Stolen World War II rescue fishing boat to be returned
A fishing boat stolen for a dramatic escape during World War II is to be returned to Norway from Scotland.
Four Norwegians desperate to escape the Nazi occupation took the boat and crossed the North Sea to the Aberdeenshire coast in 1941.
The boat was renamed Thistle and then worked out of Stonehaven, before being donated to Johnshaven Heritage Society.
However, children of one of the original four escapees traced the boat, and it is now to be sent home.
It is understood the perilous journey was almost ended shortly after it started when the group was intercepted and machine gunned by a German plane.
They returned to land and set out again with the boat camouflaged by tree branches, and completed the long journey.

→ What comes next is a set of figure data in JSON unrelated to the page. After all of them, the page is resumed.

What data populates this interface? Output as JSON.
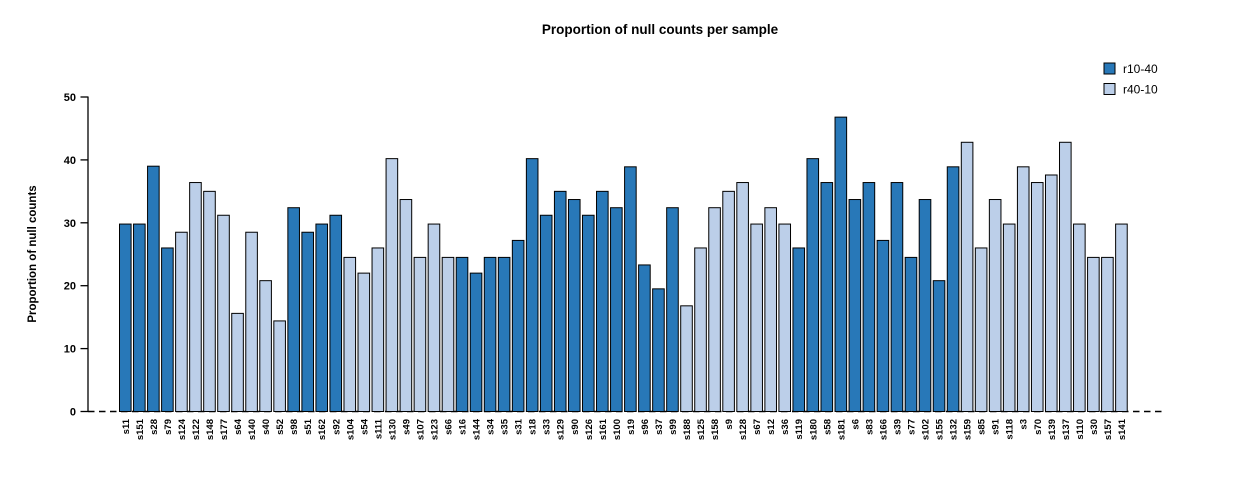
{
  "title": "Proportion of null counts per sample",
  "chart_data": {
    "type": "bar",
    "title": "Proportion of null counts per sample",
    "xlabel": "",
    "ylabel": "Proportion of null counts",
    "ylim": [
      0,
      50
    ],
    "yticks": [
      0,
      10,
      20,
      30,
      40,
      50
    ],
    "grid": false,
    "zero_line": "dashed-black",
    "legend": {
      "position": "top-right",
      "entries": [
        {
          "label": "r10-40",
          "color": "#2878b8"
        },
        {
          "label": "r40-10",
          "color": "#bccfe9"
        }
      ]
    },
    "bar_border_color": "#000000",
    "categories": [
      "s11",
      "s151",
      "s28",
      "s79",
      "s124",
      "s122",
      "s148",
      "s177",
      "s64",
      "s140",
      "s40",
      "s52",
      "s98",
      "s51",
      "s162",
      "s92",
      "s104",
      "s54",
      "s111",
      "s130",
      "s49",
      "s107",
      "s123",
      "s66",
      "s16",
      "s144",
      "s34",
      "s35",
      "s31",
      "s18",
      "s33",
      "s129",
      "s90",
      "s126",
      "s161",
      "s100",
      "s19",
      "s96",
      "s37",
      "s99",
      "s188",
      "s125",
      "s158",
      "s9",
      "s128",
      "s67",
      "s12",
      "s36",
      "s119",
      "s180",
      "s58",
      "s181",
      "s6",
      "s83",
      "s166",
      "s39",
      "s77",
      "s102",
      "s155",
      "s132",
      "s159",
      "s85",
      "s91",
      "s118",
      "s3",
      "s70",
      "s139",
      "s137",
      "s110",
      "s30",
      "s157",
      "s141"
    ],
    "values": [
      29.8,
      29.8,
      39.0,
      26.0,
      28.5,
      36.4,
      35.0,
      31.2,
      15.6,
      28.5,
      20.8,
      14.4,
      32.4,
      28.5,
      29.8,
      31.2,
      24.5,
      22.0,
      26.0,
      40.2,
      33.7,
      24.5,
      29.8,
      24.5,
      24.5,
      22.0,
      24.5,
      24.5,
      27.2,
      40.2,
      31.2,
      35.0,
      33.7,
      31.2,
      35.0,
      32.4,
      38.9,
      23.3,
      19.5,
      32.4,
      16.8,
      26.0,
      32.4,
      35.0,
      36.4,
      29.8,
      32.4,
      29.8,
      26.0,
      40.2,
      36.4,
      46.8,
      33.7,
      36.4,
      27.2,
      36.4,
      24.5,
      33.7,
      20.8,
      38.9,
      42.8,
      26.0,
      33.7,
      29.8,
      38.9,
      36.4,
      37.6,
      42.8,
      29.8,
      24.5,
      24.5,
      29.8
    ],
    "group_of_bar": [
      0,
      0,
      0,
      0,
      1,
      1,
      1,
      1,
      1,
      1,
      1,
      1,
      0,
      0,
      0,
      0,
      1,
      1,
      1,
      1,
      1,
      1,
      1,
      1,
      0,
      0,
      0,
      0,
      0,
      0,
      0,
      0,
      0,
      0,
      0,
      0,
      0,
      0,
      0,
      0,
      1,
      1,
      1,
      1,
      1,
      1,
      1,
      1,
      0,
      0,
      0,
      0,
      0,
      0,
      0,
      0,
      0,
      0,
      0,
      0,
      1,
      1,
      1,
      1,
      1,
      1,
      1,
      1,
      1,
      1,
      1,
      1
    ]
  }
}
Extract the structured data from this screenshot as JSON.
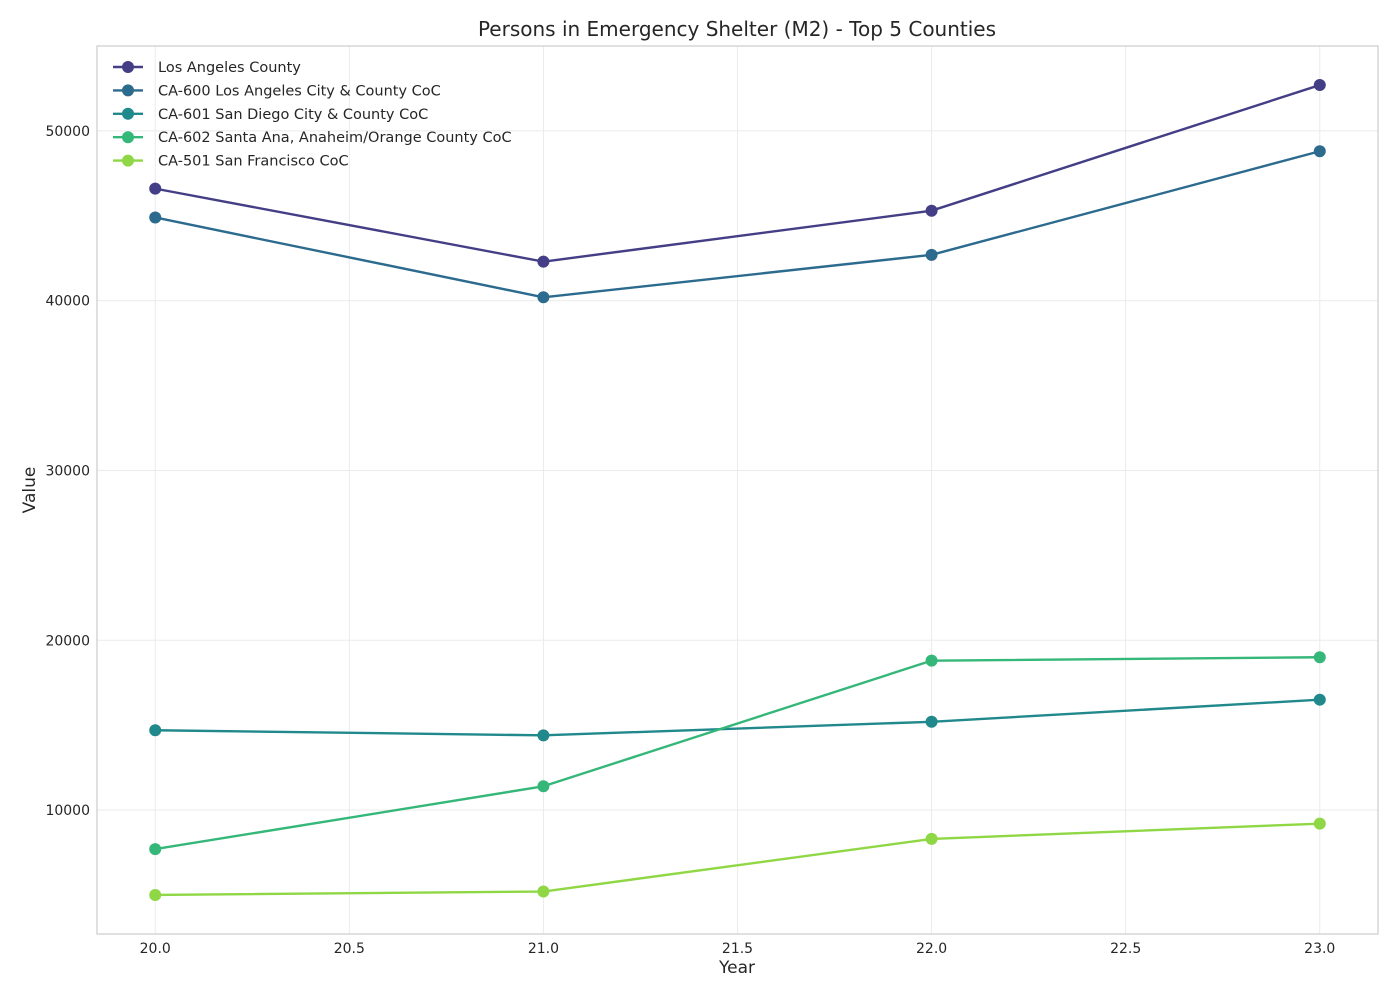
{
  "chart_data": {
    "type": "line",
    "title": "Persons in Emergency Shelter (M2) - Top 5 Counties",
    "xlabel": "Year",
    "ylabel": "Value",
    "x": [
      20.0,
      21.0,
      22.0,
      23.0
    ],
    "xlim": [
      19.85,
      23.15
    ],
    "ylim": [
      2700,
      55000
    ],
    "xticks": [
      20.0,
      20.5,
      21.0,
      21.5,
      22.0,
      22.5,
      23.0
    ],
    "xtick_labels": [
      "20.0",
      "20.5",
      "21.0",
      "21.5",
      "22.0",
      "22.5",
      "23.0"
    ],
    "yticks": [
      10000,
      20000,
      30000,
      40000,
      50000
    ],
    "ytick_labels": [
      "10000",
      "20000",
      "30000",
      "40000",
      "50000"
    ],
    "grid": true,
    "legend_position": "top-left",
    "series": [
      {
        "name": "Los Angeles County",
        "color": "#433e85",
        "values": [
          46600,
          42300,
          45300,
          52700
        ]
      },
      {
        "name": "CA-600 Los Angeles City & County CoC",
        "color": "#2c6b8e",
        "values": [
          44900,
          40200,
          42700,
          48800
        ]
      },
      {
        "name": "CA-601 San Diego City & County CoC",
        "color": "#21888c",
        "values": [
          14700,
          14400,
          15200,
          16500
        ]
      },
      {
        "name": "CA-602 Santa Ana, Anaheim/Orange County CoC",
        "color": "#35b779",
        "values": [
          7700,
          11400,
          18800,
          19000
        ]
      },
      {
        "name": "CA-501 San Francisco CoC",
        "color": "#8fd744",
        "values": [
          5000,
          5200,
          8300,
          9200
        ]
      }
    ]
  }
}
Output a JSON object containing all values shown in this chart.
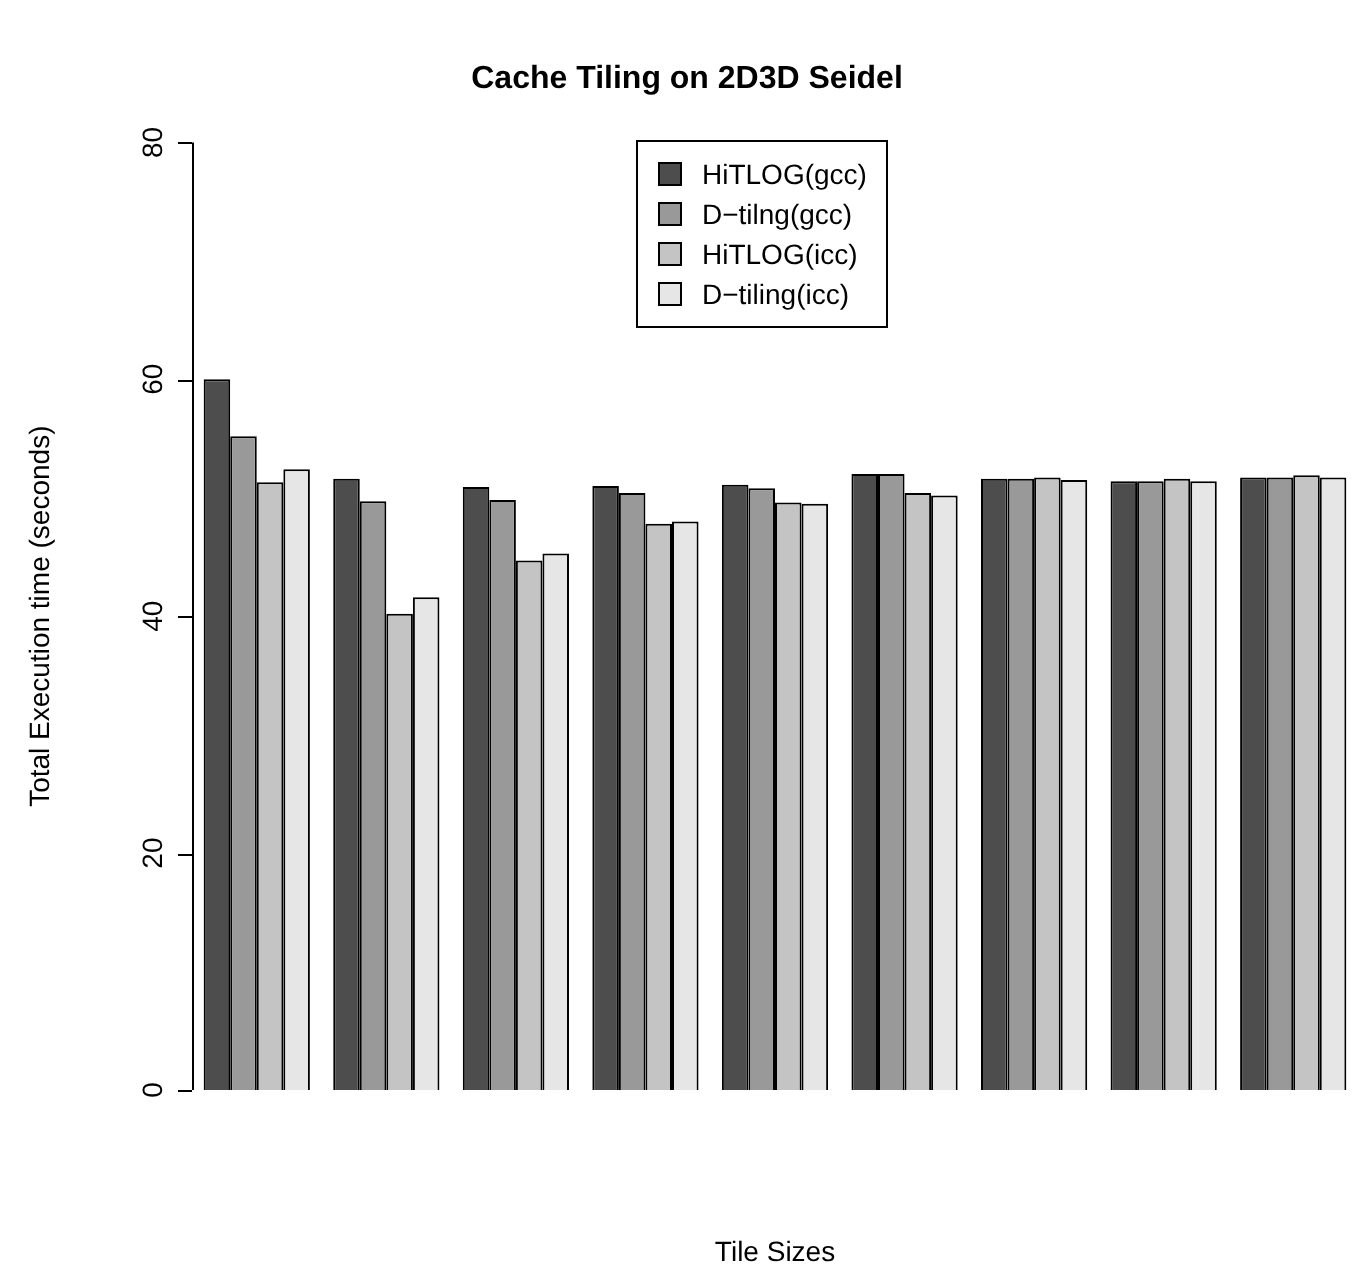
{
  "chart_data": {
    "type": "bar",
    "title": "Cache Tiling on 2D3D Seidel",
    "xlabel": "Tile Sizes",
    "ylabel": "Total Execution time (seconds)",
    "categories": [
      null,
      null,
      null,
      null,
      null,
      null,
      null,
      null,
      null
    ],
    "series": [
      {
        "name": "HiTLOG(gcc)",
        "color": "#4d4d4d",
        "values": [
          60.0,
          51.6,
          50.9,
          51.0,
          51.1,
          52.0,
          51.6,
          51.4,
          51.7
        ]
      },
      {
        "name": "D−tilng(gcc)",
        "color": "#999999",
        "values": [
          55.2,
          49.7,
          49.8,
          50.4,
          50.8,
          52.0,
          51.6,
          51.4,
          51.7
        ]
      },
      {
        "name": "HiTLOG(icc)",
        "color": "#c4c4c4",
        "values": [
          51.3,
          40.2,
          44.7,
          47.8,
          49.6,
          50.4,
          51.7,
          51.6,
          51.9
        ]
      },
      {
        "name": "D−tiling(icc)",
        "color": "#e6e6e6",
        "values": [
          52.4,
          41.6,
          45.3,
          48.0,
          49.5,
          50.2,
          51.5,
          51.4,
          51.7
        ]
      }
    ],
    "ylim": [
      0,
      80
    ],
    "yticks": [
      0,
      20,
      40,
      60,
      80
    ],
    "grid": false,
    "legend": "top",
    "tick_labels": "y"
  }
}
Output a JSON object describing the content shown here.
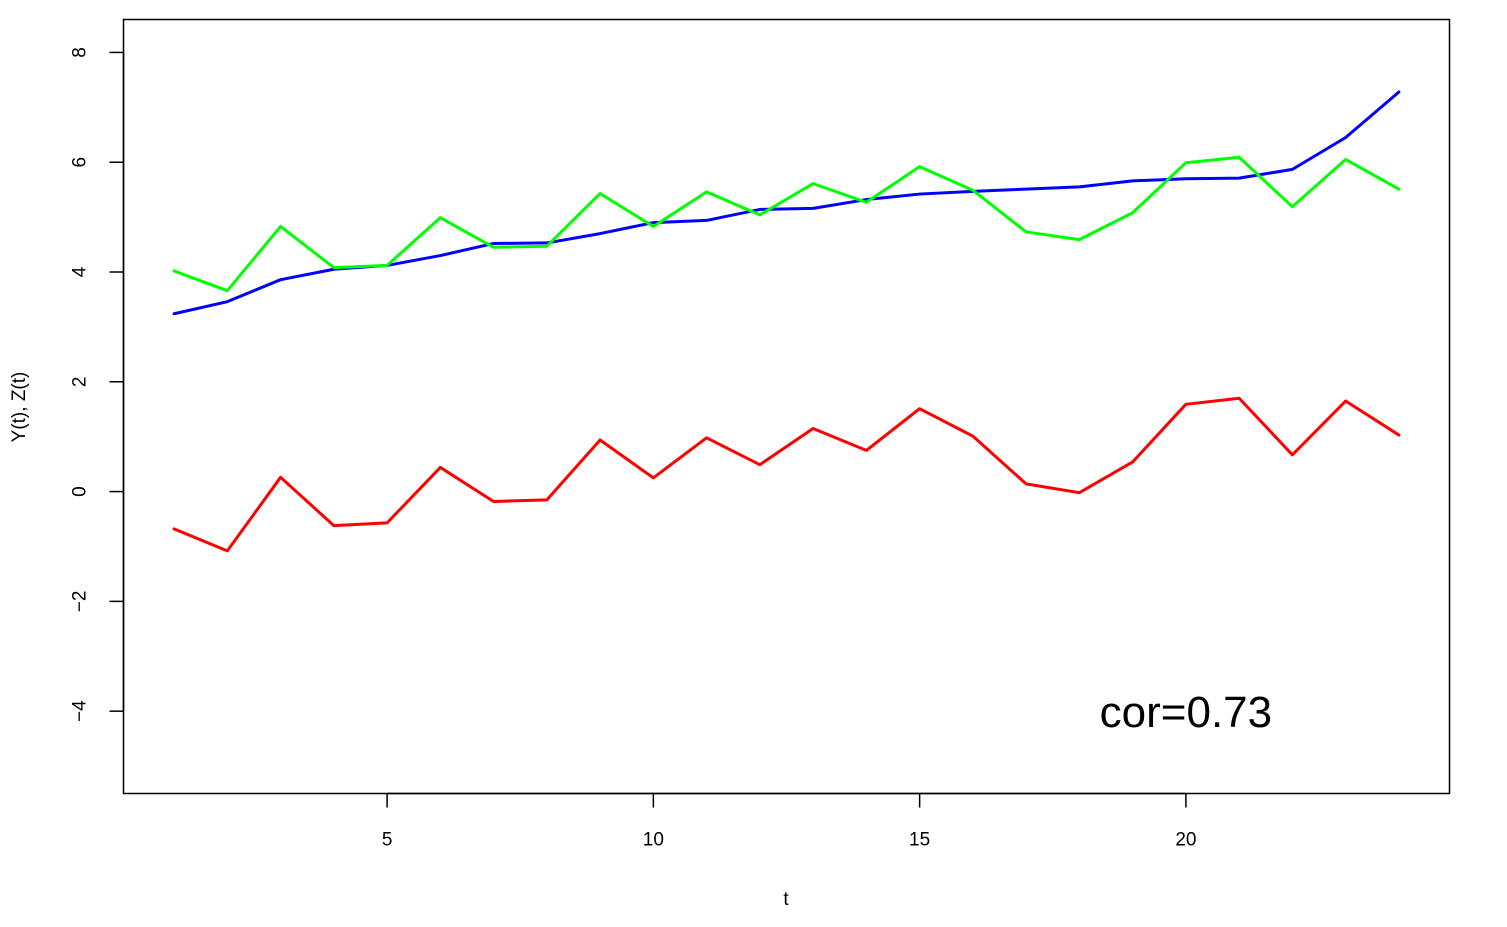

John and Martin Berthelsen, sons of Carl Berthelsen, said they were thrilled to find the vessel which had played such a dramatic part in their father's life.
Don Marr, of Johnshaven Heritage Society, said: "We in Johnshaven are absolutely delighted to be able to return this historic boat to where she came from.
"We were just not able to preserve her here, and she now goes to a home where they have all the skills to restore and preserve her."
John Berthelsen said: "Discovering my father's boat after 70 years was one of the most moving moments in my life.
"This boat is very significant, not only to my family but also to the Norwegian people as a whole, as it is probably the only surviving example of the many small open boats that braved the North Sea crossing in the war."
Local historian Andrew Orr, who researched the incident, said: "It's a really crackingly good true yarn."
Preparations are under way to send the boat home.
The people of Johnshaven are planning a farewell ceremony in early February.